January 20 2022 GM

From TCU Wiki
Glitter Meetups

Glitter Meetup is the weekly town hall of the Internet Freedom community at the IFF Square on the IFF Mattermost, at 9am EST / 1pm UTC. Do you need an invite? Learn how to get one here.

Pluggable Transports Meetings

Pluggable Transports (PT) are being developed and used to circumvent Internet censorship. If you use any VPNs, the Tor network or other services to access blocked content in you network, chances are that you are using PTs in the background. This monthly meetup welcomes users, developers and PT enthusiasts to share their news/updates happening once per month.

Date: Thursday, January 20

Time: 9am EST / 2pm UTC

Who: Facilitated by Vasilis, this is their project https://magma.lavafeld.org/

Where: As a guest of the Glitter Meetup on IFF Mattermost Square Channel.

Please note: The upcoming meeting could be in a different platform, maybe BigBlueButton or in the Mattermost but at a different time? We'll see after the first event


Notes: Please put notes here: https://pad.riseup.net/p/plugasadcaawer-keep

Notes

Community Updates

  • Terrible news from Pakistan, the complainant intentionally dragged her into a religious discussion on Whatsapp so he could collect evidence & take “revenge” after she refused to be friendly with him. Under Pakistan’s draconian cybercrime & blasphemy laws she was sentenced to death.

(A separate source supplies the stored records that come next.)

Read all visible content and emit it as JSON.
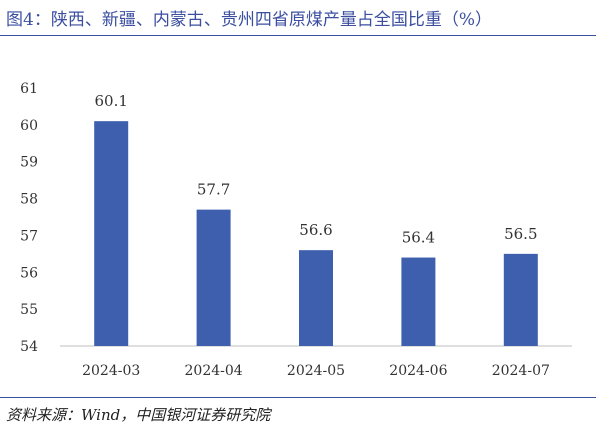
{
  "title": "图4：陕西、新疆、内蒙古、贵州四省原煤产量占全国比重（%）",
  "source": "资料来源：Wind，中国银河证券研究院",
  "colors": {
    "bar": "#3d5fad",
    "title": "#3b4ea0",
    "axis": "#bfbfbf"
  },
  "chart_data": {
    "type": "bar",
    "title": "图4：陕西、新疆、内蒙古、贵州四省原煤产量占全国比重（%）",
    "xlabel": "",
    "ylabel": "",
    "categories": [
      "2024-03",
      "2024-04",
      "2024-05",
      "2024-06",
      "2024-07"
    ],
    "values": [
      60.1,
      57.7,
      56.6,
      56.4,
      56.5
    ],
    "data_labels": [
      "60.1",
      "57.7",
      "56.6",
      "56.4",
      "56.5"
    ],
    "ylim": [
      54,
      61
    ],
    "yticks": [
      54,
      55,
      56,
      57,
      58,
      59,
      60,
      61
    ],
    "grid": false,
    "legend": "none"
  }
}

Topic of Discussion: Pluggable Transports Monthly Meetup

  • Russia has started blocking the Tor network. This post gives a good overview of the situation.
  • People were able to circumvent censorship in Kazakhstan by using different network ports. This is an overview post that describes the situation.

How would you describe the current most urgent internet censorship issues in the EU? Where and how is internet censorship taking place?

  • In the case of Russia, that was first discovered, I believe, by the Tor support helpdesk suddenly receiving lots of requests from Russia, then corroborating with OONI measurements.
  • For Kazakhstan, the community was made aware of it by a post on ntc.party, though the phenomenon was quickly noticed elsewhere and reported on.
  • In both cases, the forums became a focus of debugging and cooperation, which was important.
  • ​​Again, this coordination happened openly and that's why people were able to jump in and help.
  • Sadly, pretty much every country in the EU deploys some kind of censorship, from blocking of gambling, by sharing websites, political, controversial and other categories of websites. Many times it is hard to find out what is being blocked. A number of countries are publishing blocklists but they do not include all websites. You may have a look at Spain that blocks/blocked many websites.

How activists from countries experiencing censorship/internet disruptions get in touch with the community to ask for support:

  • Starting a post at NTC
  • Tor community support and chat channels
  • OONI chat channels
  • Internews' OPTIMA project is also working to support the activist->anti-censorship feedback loop in partnership with OONI and others.

In which countries in the world are there legislations prohibiting the use of PTs?

  • PTs specifically are rarely targeted, but a lot of countries have broader laws against any encrypting proxy (to cover VPNs, tor, psiphon, etc - with or without PTs), and some countries also have laws on the books outright banning encryption (hi Belarus!), which also theoretically would ban httpS traffic.
  • GP Digital tracks crypto laws, Cyrilla is broader on more digital rights laws.
  • There are some resources by VPN companies like Top 10 VPN and Comparitech which give some baselines, but I'd personally double check (given their incentive is to sell VPNs)

Can censorship authorities outmanoeuvre pluggable transports?

  • Absolutely, and we see this not infrequently in China, Iran, Russia, etc. - but the anti-censorship community is incredibly responsive and usually gets back around and re-opens options
  • Lots of attacks are simply enumerating PT bridges and blocking them at the IP level, this is why many bridgets and a diversity of bridges are super helpful

Is there a reason the Snowflake "concept" couldn't be executed with obfs4 to avoid this problem?

  • It's because the proxies are browser-based, and browsers are restricted in what kinds of protocols they may use. You cannot just make an obfs4 TCP connection from a browser, for example. The browser proxies use WebRTC to the client and WebSocket to the bridge.
  • uProxy did have a model where they obfuscated their network traffic (using e.g. FTE), but in order to make that possible they had a special two-part browser extension. Actually, come to think of it, browser extensions may be less constrained in their network connections, but I'm not sure to what degree.
  • The other limitation is NAT traversal; that is something that is built into WebRTC and its UDP-based protocols, but not so easy to do with TCP-based protocols.
  • TCP --->UDP--->TCP is possible. You basically need to encapsulate the TCP packet with header into the UDP payload.
  • In fact snowflake (and in fact WebRTC itself) embeds a TCP-like reliable stream inside a UDP carrier. But the proxy--client link generally has to be UDP-based at the outside layer, for NAT purposes.